Foreign companies in China are facing a future of slimmer profit margins as their number multiplies and competition gets fiercer, the American Chamber of Commerce chief warned yesterday.
"This place is getting more competitive," AmCham President Charles Martin told a briefing in Beijing.
"There's more foreign companies coming in, there's more Chinese companies getting stronger," he said.
A survey of AmCham member companies suggested that about 30 percent were seeing better profits in China than in the world as a whole, down from 40 percent in previous years, he said.
"[China] is acting more like a normal competitive market and we would expect that to continue to happen over the coming years," he said.
"You're going to get more competition, you're going to get pressure on the margins," he said.
The tougher competition is coming about not just as more foreign enterprises enter China but also as new local competitors emerge, typically in service industries such as media and law, according to Martin.
"They say -- we can't do the offshore investment but we can do everything else you need done here at one half the price or one third the price," he said.
Hard data on profitability is usually difficult to come by in China, partly, observers said, because enterprises tend to understate the amount of money they make in order to avoid taxation.
But figures released earlier by AmCham showed that about 86 percent of members taking part in a survey said they posted higher revenues last year compared to 2003.
In the same survey, 68 percent stated they were "profitable" or "very profitable" last year.

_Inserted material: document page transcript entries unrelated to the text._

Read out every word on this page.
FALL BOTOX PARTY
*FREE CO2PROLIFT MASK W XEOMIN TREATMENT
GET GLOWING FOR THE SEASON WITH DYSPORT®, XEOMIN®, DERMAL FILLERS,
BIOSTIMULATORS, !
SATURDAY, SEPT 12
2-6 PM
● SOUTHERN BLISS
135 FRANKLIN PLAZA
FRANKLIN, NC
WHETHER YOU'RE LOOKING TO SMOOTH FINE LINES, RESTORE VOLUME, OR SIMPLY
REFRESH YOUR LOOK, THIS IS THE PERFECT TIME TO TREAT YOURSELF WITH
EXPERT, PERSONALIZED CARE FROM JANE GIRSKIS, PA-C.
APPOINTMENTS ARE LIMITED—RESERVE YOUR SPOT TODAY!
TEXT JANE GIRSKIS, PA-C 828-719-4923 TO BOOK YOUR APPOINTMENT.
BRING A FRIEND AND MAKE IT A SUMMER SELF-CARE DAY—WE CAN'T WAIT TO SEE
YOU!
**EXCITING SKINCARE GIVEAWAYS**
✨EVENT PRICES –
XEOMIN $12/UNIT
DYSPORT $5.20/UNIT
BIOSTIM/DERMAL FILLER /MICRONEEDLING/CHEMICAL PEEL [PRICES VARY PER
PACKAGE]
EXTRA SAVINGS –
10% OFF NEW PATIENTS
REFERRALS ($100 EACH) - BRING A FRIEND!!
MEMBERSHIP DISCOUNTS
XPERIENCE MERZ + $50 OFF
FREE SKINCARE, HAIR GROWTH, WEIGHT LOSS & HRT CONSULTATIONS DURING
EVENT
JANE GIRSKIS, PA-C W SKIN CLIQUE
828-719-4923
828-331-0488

The fact that a large number of foreign companies are making money at all in China is a fairly recent phenomenon, linked to China's entry into the WTO in late 2001, Martin said.
"The change from not profitable to profitable clearly is coincident with the WTO," he said.
"When China entered the WTO and started implementing WTO rules, companies started making much more money," he said.
WTO entry dismantled a large number of rules obstructing business in China, allowing wholly foreign-owned enterprises into a broader range of industries and so giving foreign investors an immediate profit boost, he said.
While WTO membership has improved the business environment for many foreign enterprises, some select industries are still facing insurmountable obstacles, according to Martin.
"In most countries, construction is hard to get into but the Chinese have put so many conditions on getting into the construction industry that companies are really unable to get in there," he said.
Oil exploration is another area that should be opened up, since China itself might also benefit from such a move, he said.
"China should open up its oil exploration, particularly onshore, more to foreign companies," he said. "Largely it's been a domestic game."